Colonel Sir Frederick Austin Neill, CBE, DSO, TD, JP, DL (11 November 1891 – 11 August 1967) was an English businessman, public administrator, local politician and soldier.

== Early life ==
Frederick Austin Neill was born in Sheffield on 11 November 1891, the eldest surviving son of James Neill, JP, who was the founder of a number of steel tool manufacturing firms, including James Neill & Co. Ltd. and Hallamshire Steel Co. Ltd, which were held under the parent company James Neill Holdings Ltd.

== Career and honours ==
Neill attended Wrekin College and then spent two years in Germany to gain business experience; in 1910 he began working for the family company, and although he was appointed a director in 1916, he mostly spent the First World War in Europe. He had joined the 49th West Riding Divisional Engineers in 1913, serving with them in France from 1915 to 1918 and earning the Distinguished Service Order and the French Croix de Guerre in the process. After the War, Neill remained involved with the military; he was promoted to lieutenant-colonel in 1920, and from 1925 to 1930 commanded the 49th West Riding Divisional Engineers, being promoted to the rank of colonel in 1930. He was group commander for the Sheffield Defence Corps in 1940 and later commanded the Hallamshire Sector of the Home Guard, for which service he was appointed a Commander of the Order of the British Empire in 1942. From 1947 to 1965, he was honorary Colonel of his old unit, the 49th West Riding Divisional Engineers.

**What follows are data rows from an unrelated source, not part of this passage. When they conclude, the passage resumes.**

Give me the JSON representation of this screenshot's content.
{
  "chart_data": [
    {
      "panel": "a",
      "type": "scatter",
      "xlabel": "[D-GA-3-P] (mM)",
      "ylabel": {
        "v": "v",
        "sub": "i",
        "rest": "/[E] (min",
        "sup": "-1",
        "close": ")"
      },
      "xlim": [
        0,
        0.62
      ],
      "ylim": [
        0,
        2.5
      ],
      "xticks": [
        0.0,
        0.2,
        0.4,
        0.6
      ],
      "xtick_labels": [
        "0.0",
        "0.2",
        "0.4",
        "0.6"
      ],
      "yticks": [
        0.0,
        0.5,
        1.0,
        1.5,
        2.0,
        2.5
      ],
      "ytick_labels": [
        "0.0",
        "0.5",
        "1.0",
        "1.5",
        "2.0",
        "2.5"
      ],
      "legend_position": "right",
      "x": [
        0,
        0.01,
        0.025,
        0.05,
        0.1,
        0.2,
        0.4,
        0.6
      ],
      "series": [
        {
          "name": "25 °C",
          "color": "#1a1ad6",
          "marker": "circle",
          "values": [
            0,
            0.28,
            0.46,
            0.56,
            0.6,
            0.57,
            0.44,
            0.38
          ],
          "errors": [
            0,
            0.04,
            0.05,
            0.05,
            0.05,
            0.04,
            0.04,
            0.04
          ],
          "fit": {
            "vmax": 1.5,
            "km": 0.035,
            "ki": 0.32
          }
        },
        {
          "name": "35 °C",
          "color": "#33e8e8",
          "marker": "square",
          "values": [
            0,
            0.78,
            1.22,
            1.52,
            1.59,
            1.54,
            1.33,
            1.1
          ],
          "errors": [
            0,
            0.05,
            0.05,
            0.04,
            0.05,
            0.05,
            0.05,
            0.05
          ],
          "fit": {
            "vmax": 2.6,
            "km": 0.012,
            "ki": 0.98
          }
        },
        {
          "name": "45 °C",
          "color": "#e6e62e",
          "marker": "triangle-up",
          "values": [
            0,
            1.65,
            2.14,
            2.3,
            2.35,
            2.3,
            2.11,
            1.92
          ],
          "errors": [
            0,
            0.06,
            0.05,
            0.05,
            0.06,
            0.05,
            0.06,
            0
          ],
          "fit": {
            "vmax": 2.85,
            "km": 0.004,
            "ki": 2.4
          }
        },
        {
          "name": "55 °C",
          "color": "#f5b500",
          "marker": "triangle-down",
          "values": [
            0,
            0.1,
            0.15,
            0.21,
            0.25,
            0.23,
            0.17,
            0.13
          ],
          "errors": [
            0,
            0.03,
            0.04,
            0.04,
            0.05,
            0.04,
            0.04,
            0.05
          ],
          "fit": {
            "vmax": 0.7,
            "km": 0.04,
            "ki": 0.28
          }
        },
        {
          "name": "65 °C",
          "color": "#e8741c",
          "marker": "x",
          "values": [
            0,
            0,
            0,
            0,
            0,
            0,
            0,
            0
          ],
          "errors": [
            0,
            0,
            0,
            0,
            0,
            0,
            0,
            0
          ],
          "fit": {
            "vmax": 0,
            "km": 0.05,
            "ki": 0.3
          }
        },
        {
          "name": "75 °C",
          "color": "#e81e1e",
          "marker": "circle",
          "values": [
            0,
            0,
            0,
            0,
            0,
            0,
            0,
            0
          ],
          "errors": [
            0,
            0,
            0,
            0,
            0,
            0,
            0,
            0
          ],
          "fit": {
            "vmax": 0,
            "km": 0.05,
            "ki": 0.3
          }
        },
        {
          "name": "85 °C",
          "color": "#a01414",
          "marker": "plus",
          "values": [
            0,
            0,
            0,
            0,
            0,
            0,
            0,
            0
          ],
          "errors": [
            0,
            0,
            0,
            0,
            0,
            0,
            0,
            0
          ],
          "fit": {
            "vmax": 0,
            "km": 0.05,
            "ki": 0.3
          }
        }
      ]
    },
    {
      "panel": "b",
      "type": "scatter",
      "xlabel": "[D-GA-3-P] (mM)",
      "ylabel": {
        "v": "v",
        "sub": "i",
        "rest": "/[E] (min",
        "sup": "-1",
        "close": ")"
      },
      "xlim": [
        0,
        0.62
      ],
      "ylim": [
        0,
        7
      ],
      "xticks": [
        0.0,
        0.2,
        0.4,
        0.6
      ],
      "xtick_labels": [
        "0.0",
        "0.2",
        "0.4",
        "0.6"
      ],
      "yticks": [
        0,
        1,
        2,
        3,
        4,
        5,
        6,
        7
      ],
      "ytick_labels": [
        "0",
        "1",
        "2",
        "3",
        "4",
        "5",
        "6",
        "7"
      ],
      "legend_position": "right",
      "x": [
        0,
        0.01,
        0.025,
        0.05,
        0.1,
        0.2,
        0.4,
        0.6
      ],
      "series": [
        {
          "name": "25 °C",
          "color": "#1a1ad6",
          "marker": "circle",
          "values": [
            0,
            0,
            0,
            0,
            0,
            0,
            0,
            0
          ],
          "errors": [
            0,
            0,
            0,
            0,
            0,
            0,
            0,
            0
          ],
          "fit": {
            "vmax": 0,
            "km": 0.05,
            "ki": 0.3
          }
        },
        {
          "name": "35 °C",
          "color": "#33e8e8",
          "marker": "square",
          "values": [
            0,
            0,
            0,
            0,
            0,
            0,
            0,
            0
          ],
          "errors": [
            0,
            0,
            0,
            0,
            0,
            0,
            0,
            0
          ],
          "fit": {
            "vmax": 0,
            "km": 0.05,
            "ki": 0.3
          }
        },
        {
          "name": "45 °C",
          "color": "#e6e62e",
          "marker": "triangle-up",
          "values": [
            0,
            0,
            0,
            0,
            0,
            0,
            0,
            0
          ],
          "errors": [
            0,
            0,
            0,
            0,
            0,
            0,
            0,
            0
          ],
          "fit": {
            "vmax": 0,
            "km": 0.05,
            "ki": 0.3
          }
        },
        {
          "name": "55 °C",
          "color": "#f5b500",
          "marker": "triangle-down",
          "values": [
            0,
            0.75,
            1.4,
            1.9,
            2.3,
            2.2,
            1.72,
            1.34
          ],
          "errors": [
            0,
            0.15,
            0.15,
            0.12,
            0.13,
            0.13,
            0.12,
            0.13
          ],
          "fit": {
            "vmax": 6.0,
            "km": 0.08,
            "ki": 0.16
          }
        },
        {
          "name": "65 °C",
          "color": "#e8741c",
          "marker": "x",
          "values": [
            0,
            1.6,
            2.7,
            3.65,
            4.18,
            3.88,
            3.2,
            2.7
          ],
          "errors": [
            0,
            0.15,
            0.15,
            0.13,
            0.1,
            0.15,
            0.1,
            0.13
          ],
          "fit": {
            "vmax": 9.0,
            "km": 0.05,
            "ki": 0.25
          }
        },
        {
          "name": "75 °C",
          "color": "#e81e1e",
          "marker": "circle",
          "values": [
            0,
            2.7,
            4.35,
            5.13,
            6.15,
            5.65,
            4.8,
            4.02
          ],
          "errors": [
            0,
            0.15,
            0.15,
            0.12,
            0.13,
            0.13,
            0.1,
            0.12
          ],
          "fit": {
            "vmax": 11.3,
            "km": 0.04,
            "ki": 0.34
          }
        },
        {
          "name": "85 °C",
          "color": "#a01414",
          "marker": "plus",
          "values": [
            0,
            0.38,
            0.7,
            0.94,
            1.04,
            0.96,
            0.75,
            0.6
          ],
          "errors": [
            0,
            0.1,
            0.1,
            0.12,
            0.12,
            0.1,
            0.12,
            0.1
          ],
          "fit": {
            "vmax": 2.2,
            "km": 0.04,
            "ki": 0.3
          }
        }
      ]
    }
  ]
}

In the meantime, Neill had been appointed chairman and managing director of the family business in 1930, following his father's death; he became the first President of James Neill & Co. Ltd. in 1963. He served as Master Cutler of the Company of Cutlers in Hallamshire for the year 1937 to 1938, and was President of the Sheffield Chamber of Commerce from 1946 to 1948; he was also heavily involved with a range of industry associations, including the National Federation of Engineers' Tools Manufacturers and the regional council of the Federation of British Industries. Outside of business, Neill became a Deputy Lieutenant for West Riding in 1939 and a Sheffield magistrate in 1942; he was appointed High Sheriff of Yorkshire in 1955 and then seven years later he was appointed the first High Sheriff of Hallamshire. Neill was knighted in 1958 "for public services in the West Riding of Yorkshire".

A keen golfer, Neill played for Yorkshire. He died on 11 August 1967, aged 75, at his home Whinfell House, Whirlow, Sheffield; he was survived by his wife, Winifred Margaret, daughter of Robert Colver, JP, of Rockmount in Ranmoor; they had a son, Hugh, and three daughters.